The bill (S1929 or A2869) awaits a vote in the full Assembly and has yet to be introduced in the Senate, but it has bipartisan supporters in both houses in Trenton.
If approved, it would represent a significant lobbying victory for Joshua Pruzansky, who was hired last year to head the New Jersey branch of the Institute for Public Affairs, the Orthodox Union’s lobbying arm. The OU has made state assistance to Jewish day schools a top priority. It recently opened an office in Teaneck that will focus on voter registration and turnout in the Orthodox community.
Currently if a school district does not have an appropriate public school placement for a child with disabilities, it can pay for a private school — but under the current NJ statute, that private school must be nonsectarian.
The bill would remove that nonsectarian restriction and allow placement in “accredited” private schools. The bill would allow the district to pay for only nonsectarian portions of school services.

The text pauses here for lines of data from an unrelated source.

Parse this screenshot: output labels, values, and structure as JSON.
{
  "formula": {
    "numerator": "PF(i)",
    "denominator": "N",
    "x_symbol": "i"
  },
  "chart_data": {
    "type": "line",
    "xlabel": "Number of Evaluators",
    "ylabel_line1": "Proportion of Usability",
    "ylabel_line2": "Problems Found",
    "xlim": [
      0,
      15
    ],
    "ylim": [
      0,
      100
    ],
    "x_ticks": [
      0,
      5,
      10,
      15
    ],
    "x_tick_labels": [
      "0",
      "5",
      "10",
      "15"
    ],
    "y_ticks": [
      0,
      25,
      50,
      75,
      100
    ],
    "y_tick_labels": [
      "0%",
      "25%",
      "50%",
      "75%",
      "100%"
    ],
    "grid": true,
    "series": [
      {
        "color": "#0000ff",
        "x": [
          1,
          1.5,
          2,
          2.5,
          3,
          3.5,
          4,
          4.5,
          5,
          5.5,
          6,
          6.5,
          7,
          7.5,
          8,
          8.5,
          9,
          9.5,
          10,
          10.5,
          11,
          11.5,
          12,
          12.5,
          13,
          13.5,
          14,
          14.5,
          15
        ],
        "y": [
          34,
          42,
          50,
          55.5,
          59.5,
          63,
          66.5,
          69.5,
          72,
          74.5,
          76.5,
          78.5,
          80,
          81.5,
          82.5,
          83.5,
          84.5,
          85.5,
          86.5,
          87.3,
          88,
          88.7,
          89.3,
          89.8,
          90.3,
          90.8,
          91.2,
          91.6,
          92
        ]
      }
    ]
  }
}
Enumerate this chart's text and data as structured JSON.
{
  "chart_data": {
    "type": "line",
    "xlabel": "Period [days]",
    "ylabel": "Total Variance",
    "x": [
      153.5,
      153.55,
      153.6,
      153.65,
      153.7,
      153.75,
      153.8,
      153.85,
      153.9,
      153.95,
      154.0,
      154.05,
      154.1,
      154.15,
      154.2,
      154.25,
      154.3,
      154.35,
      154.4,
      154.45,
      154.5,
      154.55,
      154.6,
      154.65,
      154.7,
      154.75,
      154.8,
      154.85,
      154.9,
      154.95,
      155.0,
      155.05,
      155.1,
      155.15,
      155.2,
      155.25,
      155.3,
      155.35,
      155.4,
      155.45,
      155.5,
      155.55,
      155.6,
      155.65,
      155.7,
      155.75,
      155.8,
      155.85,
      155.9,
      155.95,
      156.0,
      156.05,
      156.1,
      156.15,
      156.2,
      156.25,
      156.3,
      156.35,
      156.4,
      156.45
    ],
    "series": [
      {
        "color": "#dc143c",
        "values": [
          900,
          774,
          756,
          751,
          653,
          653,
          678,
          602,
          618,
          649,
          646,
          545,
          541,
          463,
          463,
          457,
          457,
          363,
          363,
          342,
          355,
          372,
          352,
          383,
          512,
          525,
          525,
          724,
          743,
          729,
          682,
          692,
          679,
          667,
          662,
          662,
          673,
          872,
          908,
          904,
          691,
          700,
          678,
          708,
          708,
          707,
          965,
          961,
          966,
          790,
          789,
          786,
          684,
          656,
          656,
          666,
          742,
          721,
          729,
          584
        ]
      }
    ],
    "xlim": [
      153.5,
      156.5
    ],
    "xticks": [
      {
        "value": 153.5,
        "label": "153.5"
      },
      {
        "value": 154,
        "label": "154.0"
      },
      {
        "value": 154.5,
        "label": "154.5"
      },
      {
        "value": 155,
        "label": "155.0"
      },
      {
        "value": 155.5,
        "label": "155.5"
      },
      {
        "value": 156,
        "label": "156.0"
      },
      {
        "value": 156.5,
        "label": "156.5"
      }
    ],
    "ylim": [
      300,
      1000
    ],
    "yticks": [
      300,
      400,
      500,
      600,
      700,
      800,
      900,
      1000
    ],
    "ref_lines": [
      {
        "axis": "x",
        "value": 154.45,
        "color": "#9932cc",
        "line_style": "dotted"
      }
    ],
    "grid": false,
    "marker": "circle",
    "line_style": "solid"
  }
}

Pruzansky says the bill does not violate the separation of church and state. In an op-ed (see njjewishnews.com) he pointed out that religious students receive funding from the state for transportation, textbooks, nursing aid, and more, and that federal Title 1 and IDEIA (Individuals with Disabilities Education Improvement Act) funding offers a religious option for children.
“It is hard to understand why there would be difficulty passing this bill since the law already allows for nonpublic schools to accept these students,” wrote Pruzansky. “The fear that government funding will pay for religious studies is not one that holds weight since the wording of the law makes that an impossibility.”
Opponents of the bill include the Delaware Valley chapter of Americans United for Separation of Church and State.
“This bill serves solely to eliminate the bar on taxpayer funding of sectarian services, which violates the Constitution and our founding principles of religious freedom,” wrote Janice Rael, the group’s vice president, in written testimony to the Assembly Education Committee.